ACCOUNTS filed by Aer Rianta International (ARI) show profits of €449m since its foundation in 1988, according to former Shannon head of finance, Michael Hanrahan. This week he has rejected Transport Minister Leo Varadkar’s claim that the duty free company needs to stay with the Dublin Airport Authority to raise funding.
ARI was founded in Shannon in 1988 and has been based there since. It will remain a wholly owned subsidiary of the DAA after Shannon separates from it in the coming weeks, with the Clare airport receiving no share of its future profits.
Mr Hanrahan examined all the accounts that were filed by ARI with the Companies Office since its foundation. No accounts were available for 1992 or ’93 and for those years he said he took what he called “conservative estimates” of a IR£2.5m profit in 1992 and one of IR£3m in 1993. The overall figure of €449m includes an exceptional item of €267m due to the disposal of shares in Birmingham airport in 2007.
When the separation was announced on December 3, the minister defended the decision to leave ARI entirely separate from Shannon.
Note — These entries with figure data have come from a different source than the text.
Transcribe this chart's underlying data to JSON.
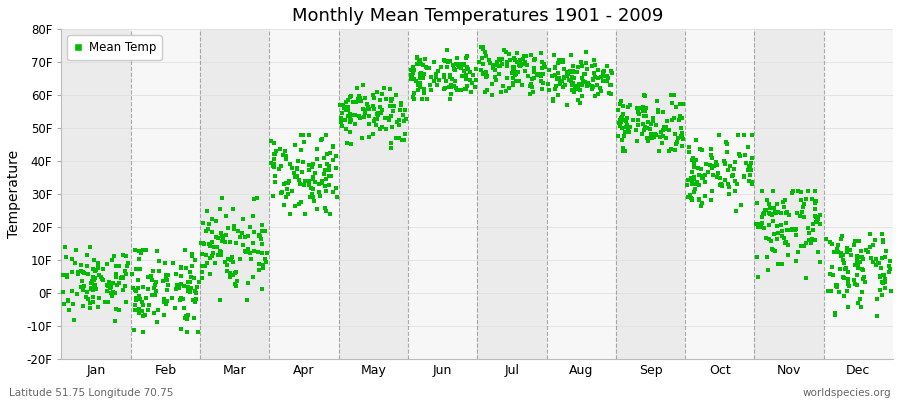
{
  "title": "Monthly Mean Temperatures 1901 - 2009",
  "ylabel": "Temperature",
  "bottom_left": "Latitude 51.75 Longitude 70.75",
  "bottom_right": "worldspecies.org",
  "legend_label": "Mean Temp",
  "dot_color": "#00bb00",
  "bg_color": "#ffffff",
  "band_color_odd": "#ebebeb",
  "band_color_even": "#f7f7f7",
  "ylim": [
    -20,
    80
  ],
  "yticks": [
    -20,
    -10,
    0,
    10,
    20,
    30,
    40,
    50,
    60,
    70,
    80
  ],
  "ytick_labels": [
    "-20F",
    "-10F",
    "0F",
    "10F",
    "20F",
    "30F",
    "40F",
    "50F",
    "60F",
    "70F",
    "80F"
  ],
  "months": [
    "Jan",
    "Feb",
    "Mar",
    "Apr",
    "May",
    "Jun",
    "Jul",
    "Aug",
    "Sep",
    "Oct",
    "Nov",
    "Dec"
  ],
  "month_means": [
    3.5,
    2.0,
    14.0,
    37.0,
    54.0,
    66.0,
    68.0,
    65.0,
    51.0,
    37.0,
    20.0,
    7.0
  ],
  "month_stds": [
    5.0,
    6.0,
    7.0,
    6.0,
    4.5,
    3.5,
    3.5,
    3.5,
    4.0,
    5.0,
    6.0,
    5.5
  ],
  "month_mins": [
    -17,
    -17,
    -2,
    24,
    44,
    59,
    60,
    57,
    43,
    25,
    4,
    -12
  ],
  "month_maxs": [
    14,
    13,
    29,
    48,
    63,
    75,
    75,
    73,
    60,
    48,
    31,
    18
  ],
  "n_points": 109,
  "random_seed": 7,
  "dot_size": 8,
  "dashed_line_color": "#888888",
  "grid_color": "#dddddd"
}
“ARI has considerable investment costs around the world over the next number of years, up to €60m over the next number of years and that money can be raised by borrowing against the DAA’s balance sheet and the DAA’s assets. We didn’t want the first thing that the new Shannon Airport would have to do would be to go off and borrow a whole load of money to build perfume shops in the Ukraine and places like that,” he said.
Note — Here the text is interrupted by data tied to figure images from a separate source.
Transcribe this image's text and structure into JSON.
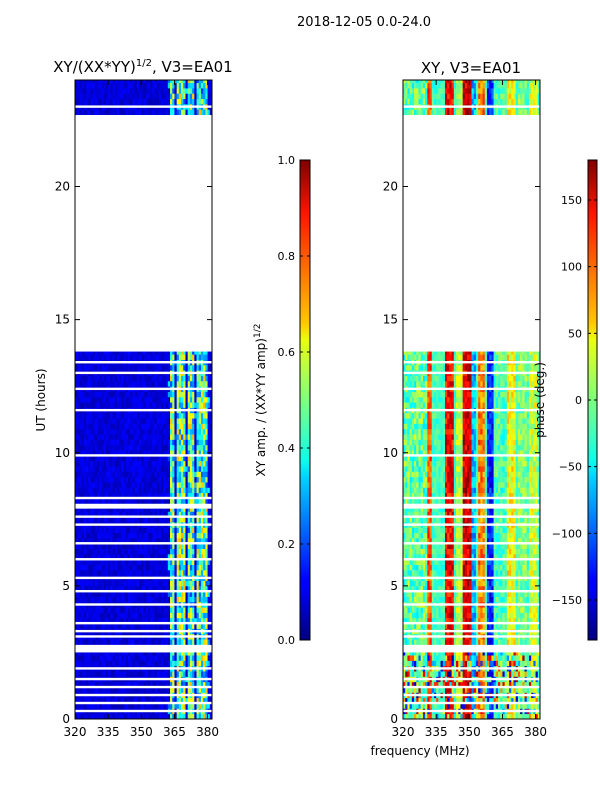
{
  "figure": {
    "suptitle": "2018-12-05 0.0-24.0",
    "shared_xlabel": "frequency (MHz)"
  },
  "chart_data": [
    {
      "type": "heatmap",
      "title_main": "XY/(XX*YY)",
      "title_sup": "1/2",
      "title_tail": ", V3=EA01",
      "xlabel": "",
      "ylabel": "UT (hours)",
      "xlim": [
        320,
        382
      ],
      "ylim": [
        0,
        24
      ],
      "xticks": [
        320,
        335,
        350,
        365,
        380
      ],
      "yticks": [
        0,
        5,
        10,
        15,
        20
      ],
      "colormap": "jet",
      "data_bands_hours": [
        [
          0.0,
          2.5
        ],
        [
          2.8,
          7.9
        ],
        [
          8.1,
          13.8
        ],
        [
          22.7,
          24.0
        ]
      ],
      "flagged_rows_hours": [
        0.3,
        0.6,
        0.9,
        1.2,
        1.5,
        1.9,
        3.1,
        3.3,
        3.6,
        4.3,
        4.8,
        5.3,
        6.0,
        6.6,
        7.3,
        7.6,
        8.3,
        9.9,
        11.6,
        12.4,
        13.0,
        13.4,
        23.0
      ],
      "feature_columns_mhz": [
        [
          363,
          364.5
        ],
        [
          366.5,
          370
        ],
        [
          371.5,
          373.5
        ],
        [
          375.5,
          377.5
        ],
        [
          378.5,
          379.5
        ]
      ],
      "colorbar": {
        "label_main": "XY amp. / (XX*YY amp)",
        "label_sup": "1/2",
        "range": [
          0.0,
          1.0
        ],
        "ticks": [
          "0.0",
          "0.2",
          "0.4",
          "0.6",
          "0.8",
          "1.0"
        ],
        "tick_values": [
          0.0,
          0.2,
          0.4,
          0.6,
          0.8,
          1.0
        ]
      }
    },
    {
      "type": "heatmap",
      "title_main": "XY, V3=EA01",
      "xlabel": "frequency (MHz)",
      "ylabel": "",
      "xlim": [
        320,
        382
      ],
      "ylim": [
        0,
        24
      ],
      "xticks": [
        320,
        335,
        350,
        365,
        380
      ],
      "yticks": [
        0,
        5,
        10,
        15,
        20
      ],
      "colormap": "jet",
      "data_bands_hours": [
        [
          0.0,
          2.5
        ],
        [
          2.8,
          7.9
        ],
        [
          8.1,
          13.8
        ],
        [
          22.7,
          24.0
        ]
      ],
      "flagged_rows_hours": [
        0.3,
        0.6,
        0.9,
        1.2,
        1.5,
        1.9,
        3.1,
        3.3,
        3.6,
        4.3,
        4.8,
        5.3,
        6.0,
        6.6,
        7.3,
        7.6,
        8.3,
        9.9,
        11.6,
        12.4,
        13.0,
        13.4,
        23.0
      ],
      "phase_stripes_mhz": [
        [
          331,
          333,
          0.8
        ],
        [
          339,
          343,
          0.88
        ],
        [
          344,
          347,
          0.55
        ],
        [
          347.5,
          350.5,
          0.92
        ],
        [
          351,
          353,
          0.3
        ],
        [
          354,
          357,
          0.75
        ],
        [
          358,
          361,
          0.15
        ],
        [
          362,
          366,
          0.45
        ],
        [
          367,
          371,
          0.62
        ],
        [
          372,
          376,
          0.5
        ],
        [
          377,
          381,
          0.58
        ]
      ],
      "colorbar": {
        "label_main": "phase (deg.)",
        "range": [
          -180,
          180
        ],
        "ticks": [
          "−150",
          "−100",
          "−50",
          "0",
          "50",
          "100",
          "150"
        ],
        "tick_values": [
          -150,
          -100,
          -50,
          0,
          50,
          100,
          150
        ]
      }
    }
  ]
}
Mr Varadkar has also indicated that having Shannon’s debt, estimated at €100m, written off, is adequate compensation for a stake in ARI.
Since the State Airports Act of 2004, ARI has generated well over €100m in profits and Mr Hanrahan claimed there is no doubt the €60m could be borrowed if left with Shannon.
“It would be no bother to borrow €60m on the strength of that. In fact I know some boys in finance who’ve said the banks would bite the hand off you if they saw a set of accounts like that.”
The DAA, through ARI, sold its shareholding in Birmingham airport for some €315m in 2007 and Mr Hanrahan said much of the funding used to buy that shareholding in the first place was generated from Shannon.
“At least €10m of that came from ARI. The rest of the money would have come from the cashflows of the whole company. The surpluses of Shannon, which was making surpluses in ’95/’96 of around IRL£3m a year, Cork might have been making IRL£1m and the rest was from Dublin. Shannon probably made up about 37-38%, Dublin maybe about 55% and Cork the rest.”
Chairman of Knock Airport Liam Scollan has complained that Shannon is getting favourable treatment due to the write-off of its debts, but according to Mr Hanrahan, this is far from the truth given the loss of ARI to the airport where it was founded.
“It’s (ARI) a cash cow for sure and this is a bit of larceny. In Knock they’re kicking up about Shannon getting €100m written off, but all of this money (the €449 million of post tax profits generated since 1988) should have gone into Shannon.”
Mr Hanrahan said the reason ARI was set up in the first place was to make Shannon sustainable, but now that it is being separated under very challenging conditions, the multi million-euro company will be left with the DAA.
“It was started because Shannon was going to run into trouble when open skies came into play; that was the whole idea of it. This was at a time when the EU was talking bout abolishing intercommunity duty free, so obviously the next best thing was to go overseas. We had gone to Dubai in 1983 and made a successful job of it, so why wouldn’t it be natural that you could go to other countries and do it successfully there?” he said.